Eight years ago this month, a small button was pushed in downtown Easton, and a new and untested approach to education-based local news for Talbot County was launched.
Named to honor the great tradition of “Spy” newspapers in existence during Colonial America, founded as a safe harbor for free speech, the new electronic paper came into being online as an experiment in utilizing the powerful multimedia tools the internet now offers to even the smallest of websites to hyper-local coverage of public affairs, the arts, and regional culture.
In order to succeed, the Spy, lacking any significant start-up funding, had to attract the support and generosity of the community’s robust population of writers, videographers, photographers, poets, and opinion-makers to provide the much-needed content to make the newspaper relevant and useful to its readership.
In a country where civic involvement is at a record low, it was a bit far-fetched, even for a community like Talbot County, perhaps one of the most generous and supportive regions in the United States, to assume that professionals, who had spent a lifetime building a career or business, would offer their talents free of charge.
But come they have, and so have our readers.
To date, the Talbot Spy attracts more than 400,000 readers a year. In 2018, 1.6 million articles were read by those visitors. While impressive by almost any standard, those numbers gain added significance given the Spy serves a total population of 35,000 residents.

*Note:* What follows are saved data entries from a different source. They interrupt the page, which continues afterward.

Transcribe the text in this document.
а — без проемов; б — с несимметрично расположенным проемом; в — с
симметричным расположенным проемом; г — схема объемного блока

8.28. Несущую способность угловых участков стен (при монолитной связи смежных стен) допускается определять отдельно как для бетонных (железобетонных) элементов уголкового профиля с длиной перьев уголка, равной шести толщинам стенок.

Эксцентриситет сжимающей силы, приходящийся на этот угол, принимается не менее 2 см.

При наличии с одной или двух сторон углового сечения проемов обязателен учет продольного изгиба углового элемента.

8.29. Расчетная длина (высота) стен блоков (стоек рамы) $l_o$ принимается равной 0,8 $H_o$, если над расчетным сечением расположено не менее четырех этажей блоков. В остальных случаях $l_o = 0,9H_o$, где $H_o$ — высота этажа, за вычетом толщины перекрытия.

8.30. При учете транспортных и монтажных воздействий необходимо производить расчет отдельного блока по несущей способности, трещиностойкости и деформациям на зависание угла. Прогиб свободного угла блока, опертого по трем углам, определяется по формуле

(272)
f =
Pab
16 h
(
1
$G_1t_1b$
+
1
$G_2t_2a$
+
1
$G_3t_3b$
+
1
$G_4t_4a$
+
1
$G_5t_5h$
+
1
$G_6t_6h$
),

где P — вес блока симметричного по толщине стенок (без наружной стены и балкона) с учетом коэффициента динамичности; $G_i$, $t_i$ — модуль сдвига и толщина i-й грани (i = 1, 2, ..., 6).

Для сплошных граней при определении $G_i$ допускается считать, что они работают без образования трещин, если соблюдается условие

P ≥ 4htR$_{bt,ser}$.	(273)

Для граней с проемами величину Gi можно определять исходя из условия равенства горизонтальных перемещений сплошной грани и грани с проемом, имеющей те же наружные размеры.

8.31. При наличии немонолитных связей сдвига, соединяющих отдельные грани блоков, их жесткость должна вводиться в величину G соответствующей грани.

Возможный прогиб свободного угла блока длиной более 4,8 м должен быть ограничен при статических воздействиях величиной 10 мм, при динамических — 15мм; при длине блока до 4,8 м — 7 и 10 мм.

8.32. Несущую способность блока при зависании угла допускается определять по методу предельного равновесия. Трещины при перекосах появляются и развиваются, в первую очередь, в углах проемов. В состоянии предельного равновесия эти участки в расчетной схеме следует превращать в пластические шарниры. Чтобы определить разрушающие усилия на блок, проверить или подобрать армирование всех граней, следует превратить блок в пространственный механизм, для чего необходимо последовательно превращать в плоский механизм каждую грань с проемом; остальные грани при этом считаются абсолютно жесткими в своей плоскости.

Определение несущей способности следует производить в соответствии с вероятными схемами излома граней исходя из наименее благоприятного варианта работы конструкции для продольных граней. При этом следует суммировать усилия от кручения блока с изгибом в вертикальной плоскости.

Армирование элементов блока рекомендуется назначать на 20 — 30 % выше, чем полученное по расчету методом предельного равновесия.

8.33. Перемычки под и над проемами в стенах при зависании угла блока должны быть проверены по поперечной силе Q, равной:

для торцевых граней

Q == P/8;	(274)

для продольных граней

In short, this modest undertaking has become what its founder’s only aspiration was when the Talbot Spy was switched on in 2011: a community asset that is trusted and useful.
The primary reason is simple; the Talbot Spy is the community. Whether it be the writer or the subject, our content is merely a mirror of this remarkable place we call home. From local government leaders, artists, historians, or profiling Rotary members, the Spy puts a special spotlight on what makes Talbot County work so well.
But it has also been the cumulative impact of a multitude of small gestures of support that made this success story happen. Gentle emails telling us of typos, alerting us to people and programs needing attention, or just as importantly, criticizing the Spy on its editorial judgment, bias, or digression from our mission, are examples of the caring that sustains and comforts its editors and writers.
While the Spy depends on the generosity of our contributors, it does have real costs. From the stipends we pay our editors to technical support, the Talbot Spy has actual annual costs that need to be covered.
The Spy is fortunate and gratified that almost every segment of the County’s business community is represented with our ad sponsorships, but we must depend on our readers as well to be whole every year. And once again, we are using our anniversary to launch our 2019 annual fund appeal.
For the next few weeks, the Spy will be in campaign mode, and we apologize in advance for the pesky pop-up donation request that will be showing up frequently as part of this program.
I hope you can help by making a modest tax-deductible donation so we can continue to spy on Talbot County for many years to come.